Three Fun Places in Boston

For the first time in months, I took some time yesterday to simply walk around Boston and visit a few of my favorite locations within the city. While I probably should have picked a cooler day (yesterday was HOT!), it was still nice to just take some time to enjoy sites that are unique to Boston. If you have not had an opportunity to visit any of the following locations, I strongly suggest you do. They are a part of what makes Boston special and are as notable to city as Central Park is to New York City. 

Beacon Hill: I started my day over in one of my favorite neighborhoods in Boston. With history extending as far back as the early 1600s, the neighborhood of Beacon Hill predominately features federal-style houses build during the nineteenth century. I love this neighborhood; while walking around its brick sidewalks and narrow streets one can easily forget that there is a modern city just a few streets away. The Charles Street area is where the old neighborhood and the contemporary Boston collide. Storefronts are in the same old style as the houses of Beacon Hill yet offer fare attractive to those looking for a bite to eat or to do some shopping. If you keep walking down Charles Street, you’ll eventually come across the Red Line stop, Charles MGH. There is a butcher shop, Savenor’s Market, that I always like to poke my head in. If I were a girl with more money and culinary skills, you can bet that I would take advantage of their impressive stock of beef, poultry, and game.

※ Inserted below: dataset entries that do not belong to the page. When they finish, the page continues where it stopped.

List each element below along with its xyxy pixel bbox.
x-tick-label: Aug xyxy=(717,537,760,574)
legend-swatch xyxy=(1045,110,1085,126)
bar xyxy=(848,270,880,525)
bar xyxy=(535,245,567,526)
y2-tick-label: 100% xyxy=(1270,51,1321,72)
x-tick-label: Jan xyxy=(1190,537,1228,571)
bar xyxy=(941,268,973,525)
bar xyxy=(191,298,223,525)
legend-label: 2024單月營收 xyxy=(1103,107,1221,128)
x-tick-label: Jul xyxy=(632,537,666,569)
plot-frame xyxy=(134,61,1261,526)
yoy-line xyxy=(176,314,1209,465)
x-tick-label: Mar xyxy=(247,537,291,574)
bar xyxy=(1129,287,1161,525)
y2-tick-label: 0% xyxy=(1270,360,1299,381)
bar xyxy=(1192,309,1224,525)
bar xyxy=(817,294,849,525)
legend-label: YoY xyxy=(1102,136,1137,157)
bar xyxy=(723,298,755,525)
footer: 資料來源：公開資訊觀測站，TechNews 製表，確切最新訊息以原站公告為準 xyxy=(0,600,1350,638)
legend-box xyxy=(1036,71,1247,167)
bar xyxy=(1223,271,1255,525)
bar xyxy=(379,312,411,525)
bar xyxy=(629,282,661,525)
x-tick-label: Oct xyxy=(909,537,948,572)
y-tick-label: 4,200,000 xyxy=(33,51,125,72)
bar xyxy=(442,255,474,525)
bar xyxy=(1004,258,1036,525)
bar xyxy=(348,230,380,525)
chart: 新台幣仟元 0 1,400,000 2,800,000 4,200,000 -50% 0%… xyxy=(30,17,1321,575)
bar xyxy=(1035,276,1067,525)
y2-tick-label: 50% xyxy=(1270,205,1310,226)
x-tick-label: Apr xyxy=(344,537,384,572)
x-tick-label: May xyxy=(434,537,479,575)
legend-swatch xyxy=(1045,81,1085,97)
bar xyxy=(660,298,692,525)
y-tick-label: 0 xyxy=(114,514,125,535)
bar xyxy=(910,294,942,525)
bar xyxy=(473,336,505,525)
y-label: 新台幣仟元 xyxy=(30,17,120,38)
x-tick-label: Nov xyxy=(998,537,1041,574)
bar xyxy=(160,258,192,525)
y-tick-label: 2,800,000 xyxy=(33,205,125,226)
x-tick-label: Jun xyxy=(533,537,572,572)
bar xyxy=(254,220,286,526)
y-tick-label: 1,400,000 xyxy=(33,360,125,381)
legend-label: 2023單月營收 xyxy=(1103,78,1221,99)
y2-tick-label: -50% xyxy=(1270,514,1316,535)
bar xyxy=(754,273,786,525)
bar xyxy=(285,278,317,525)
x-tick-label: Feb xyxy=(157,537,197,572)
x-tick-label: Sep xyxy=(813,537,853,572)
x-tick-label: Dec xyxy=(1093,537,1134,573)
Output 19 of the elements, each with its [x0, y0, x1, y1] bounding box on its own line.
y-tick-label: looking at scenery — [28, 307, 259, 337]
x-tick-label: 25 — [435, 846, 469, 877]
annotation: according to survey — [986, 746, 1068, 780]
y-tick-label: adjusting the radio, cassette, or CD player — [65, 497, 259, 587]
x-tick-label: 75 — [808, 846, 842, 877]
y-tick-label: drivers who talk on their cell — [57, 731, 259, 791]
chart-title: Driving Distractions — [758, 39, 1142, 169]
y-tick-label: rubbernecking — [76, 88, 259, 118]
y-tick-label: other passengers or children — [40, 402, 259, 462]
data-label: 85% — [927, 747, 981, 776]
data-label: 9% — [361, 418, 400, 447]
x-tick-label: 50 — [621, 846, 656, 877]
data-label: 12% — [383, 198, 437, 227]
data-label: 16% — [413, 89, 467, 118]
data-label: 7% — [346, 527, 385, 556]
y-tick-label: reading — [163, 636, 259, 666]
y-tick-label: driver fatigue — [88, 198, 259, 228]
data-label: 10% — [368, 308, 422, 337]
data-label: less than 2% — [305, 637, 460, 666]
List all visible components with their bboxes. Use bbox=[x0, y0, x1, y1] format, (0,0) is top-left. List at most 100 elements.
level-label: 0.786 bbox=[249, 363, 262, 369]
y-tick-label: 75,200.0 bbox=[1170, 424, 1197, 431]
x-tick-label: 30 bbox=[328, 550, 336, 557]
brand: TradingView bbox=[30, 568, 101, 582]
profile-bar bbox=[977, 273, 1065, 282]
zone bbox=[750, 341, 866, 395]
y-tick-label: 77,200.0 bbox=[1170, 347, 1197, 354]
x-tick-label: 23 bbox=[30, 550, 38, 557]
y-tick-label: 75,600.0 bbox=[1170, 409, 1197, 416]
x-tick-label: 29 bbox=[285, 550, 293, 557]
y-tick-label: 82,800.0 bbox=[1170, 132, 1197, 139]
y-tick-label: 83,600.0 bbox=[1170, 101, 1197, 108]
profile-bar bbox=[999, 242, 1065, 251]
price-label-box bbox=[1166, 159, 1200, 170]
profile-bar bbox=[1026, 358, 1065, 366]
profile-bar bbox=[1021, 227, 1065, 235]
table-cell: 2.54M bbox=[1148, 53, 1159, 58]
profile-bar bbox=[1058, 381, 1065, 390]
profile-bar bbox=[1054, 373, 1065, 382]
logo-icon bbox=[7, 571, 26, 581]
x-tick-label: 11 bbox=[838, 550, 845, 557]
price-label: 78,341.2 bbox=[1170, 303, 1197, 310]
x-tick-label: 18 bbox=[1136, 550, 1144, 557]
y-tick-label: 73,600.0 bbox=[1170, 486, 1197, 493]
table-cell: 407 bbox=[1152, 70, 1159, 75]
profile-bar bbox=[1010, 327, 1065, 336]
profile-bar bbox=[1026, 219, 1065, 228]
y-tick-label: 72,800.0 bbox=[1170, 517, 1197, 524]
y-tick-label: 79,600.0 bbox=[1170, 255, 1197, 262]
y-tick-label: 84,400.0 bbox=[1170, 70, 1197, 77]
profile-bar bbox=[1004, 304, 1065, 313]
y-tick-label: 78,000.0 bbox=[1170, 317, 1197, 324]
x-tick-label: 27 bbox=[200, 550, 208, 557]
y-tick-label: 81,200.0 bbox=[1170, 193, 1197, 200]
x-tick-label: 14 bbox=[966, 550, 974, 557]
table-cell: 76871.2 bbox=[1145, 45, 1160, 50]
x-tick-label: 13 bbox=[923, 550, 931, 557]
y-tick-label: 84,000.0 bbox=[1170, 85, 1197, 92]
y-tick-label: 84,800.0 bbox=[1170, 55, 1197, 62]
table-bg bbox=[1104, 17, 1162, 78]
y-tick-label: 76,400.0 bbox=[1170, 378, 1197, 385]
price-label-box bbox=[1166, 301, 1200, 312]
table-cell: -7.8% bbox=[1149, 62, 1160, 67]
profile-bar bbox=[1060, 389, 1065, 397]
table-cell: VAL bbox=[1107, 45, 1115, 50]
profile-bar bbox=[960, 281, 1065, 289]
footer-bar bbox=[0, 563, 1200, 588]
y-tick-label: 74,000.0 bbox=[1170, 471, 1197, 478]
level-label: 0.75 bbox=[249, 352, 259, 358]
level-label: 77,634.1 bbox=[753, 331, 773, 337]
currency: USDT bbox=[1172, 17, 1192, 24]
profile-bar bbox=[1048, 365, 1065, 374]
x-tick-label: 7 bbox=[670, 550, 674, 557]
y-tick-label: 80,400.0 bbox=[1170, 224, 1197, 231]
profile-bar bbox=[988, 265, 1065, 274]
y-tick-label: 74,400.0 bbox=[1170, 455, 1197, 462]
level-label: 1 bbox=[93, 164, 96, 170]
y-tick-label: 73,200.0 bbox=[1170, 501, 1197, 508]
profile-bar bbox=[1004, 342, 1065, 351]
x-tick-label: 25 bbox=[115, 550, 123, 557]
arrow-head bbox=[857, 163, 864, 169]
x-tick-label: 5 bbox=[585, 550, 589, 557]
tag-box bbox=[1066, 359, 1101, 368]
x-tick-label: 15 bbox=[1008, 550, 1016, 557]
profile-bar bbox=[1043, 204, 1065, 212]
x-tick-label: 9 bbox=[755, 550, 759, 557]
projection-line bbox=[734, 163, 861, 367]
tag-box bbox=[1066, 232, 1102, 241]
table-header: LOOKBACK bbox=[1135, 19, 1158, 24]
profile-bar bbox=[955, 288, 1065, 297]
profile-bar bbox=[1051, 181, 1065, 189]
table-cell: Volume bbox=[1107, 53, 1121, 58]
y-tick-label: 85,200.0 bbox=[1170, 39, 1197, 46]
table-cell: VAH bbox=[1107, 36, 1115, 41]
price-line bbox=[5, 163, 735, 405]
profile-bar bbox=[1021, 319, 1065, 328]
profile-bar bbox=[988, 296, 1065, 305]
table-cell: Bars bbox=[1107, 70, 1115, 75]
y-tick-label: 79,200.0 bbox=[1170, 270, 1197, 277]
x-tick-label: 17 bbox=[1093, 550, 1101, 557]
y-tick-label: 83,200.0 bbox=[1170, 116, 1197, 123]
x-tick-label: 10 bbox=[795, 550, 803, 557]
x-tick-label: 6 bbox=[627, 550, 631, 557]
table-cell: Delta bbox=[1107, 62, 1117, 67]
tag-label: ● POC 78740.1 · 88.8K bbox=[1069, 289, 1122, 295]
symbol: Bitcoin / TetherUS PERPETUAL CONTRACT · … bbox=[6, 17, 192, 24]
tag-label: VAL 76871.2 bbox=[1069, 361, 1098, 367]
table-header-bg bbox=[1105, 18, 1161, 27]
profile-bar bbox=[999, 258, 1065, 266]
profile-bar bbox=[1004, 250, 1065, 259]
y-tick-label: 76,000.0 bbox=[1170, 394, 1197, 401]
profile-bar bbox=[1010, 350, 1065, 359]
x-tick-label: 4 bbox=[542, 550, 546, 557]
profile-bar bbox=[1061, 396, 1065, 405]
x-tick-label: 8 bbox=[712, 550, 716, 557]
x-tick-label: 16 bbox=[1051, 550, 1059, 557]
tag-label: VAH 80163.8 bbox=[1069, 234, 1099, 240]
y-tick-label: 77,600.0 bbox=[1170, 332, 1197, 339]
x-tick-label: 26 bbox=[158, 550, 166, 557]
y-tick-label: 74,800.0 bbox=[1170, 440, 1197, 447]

Public Garden: While I was originally going to go over to the Common, I decided at the last minute to walk over the Public Garden instead. For those unfamiliar with the Public Garden, its the place of swan boats and the bench from that scene from the film Good Will Hunting. While I never forget how fun much the Public Garden was during last year’s snow-apocalypse -the duck pond had completely frozen over- the Garden is best seen either in the spring or the Summer, when the flowers are in bloom. Personally, I like the Public Gardens more than the Commons. I can’t really explain why but I think it has to do with the size of the garden. It is not too big but also not too small. Everything fits perfectly into the space and creates a beautiful and relaxing environment. One of these days I really need to bring a blanket, a book, and picnic lunch to the garden…

Museum of Fine Arts: I finished of my day of walking by ending up at Boston’s very own Museum of Fine Arts. THIS is one of those “You have to see this…” spots. Yes, Beacon Hill and the Public Garden are equally important but the MFA houses a one-of-a-kind art collection. Even if you are not the biggest of art lovers, a trip to Boston is not complete with out at least taking an hour or two and touring through the museum’s impressive holdings. A number of friends have been telling me about the amazing visiting exhibit, Megacities Asia for months and I figured that it was high time I saw it for myself. Spread across the museum, the exhibit features artwork created by eleven artists representing the cities of Beijing, Shanghai, Delhi, Mumbai, and Seoul. The mixed-medium works were amazing and really captured the stories that the artists were trying to tell. I think my favorite was Asim Wagif’s Venu, which was a bamboo structure with cotton and jute ropes. There were interactive electronics hiding within some of the bamboo that rewarded the viewers who weren’t afraid to gently touch the structure.

So there you have it, three of my favorite locations in Boston. All of these are worth seeing if you haven’t already though don’t feel compelled to do so all in one day. Even I hadn’t planned to do that; the day just worked out that way. Regardless, I strongly suggest taking advantage of the Summer weather and the time off from school to get outside and see what Boston has to offer.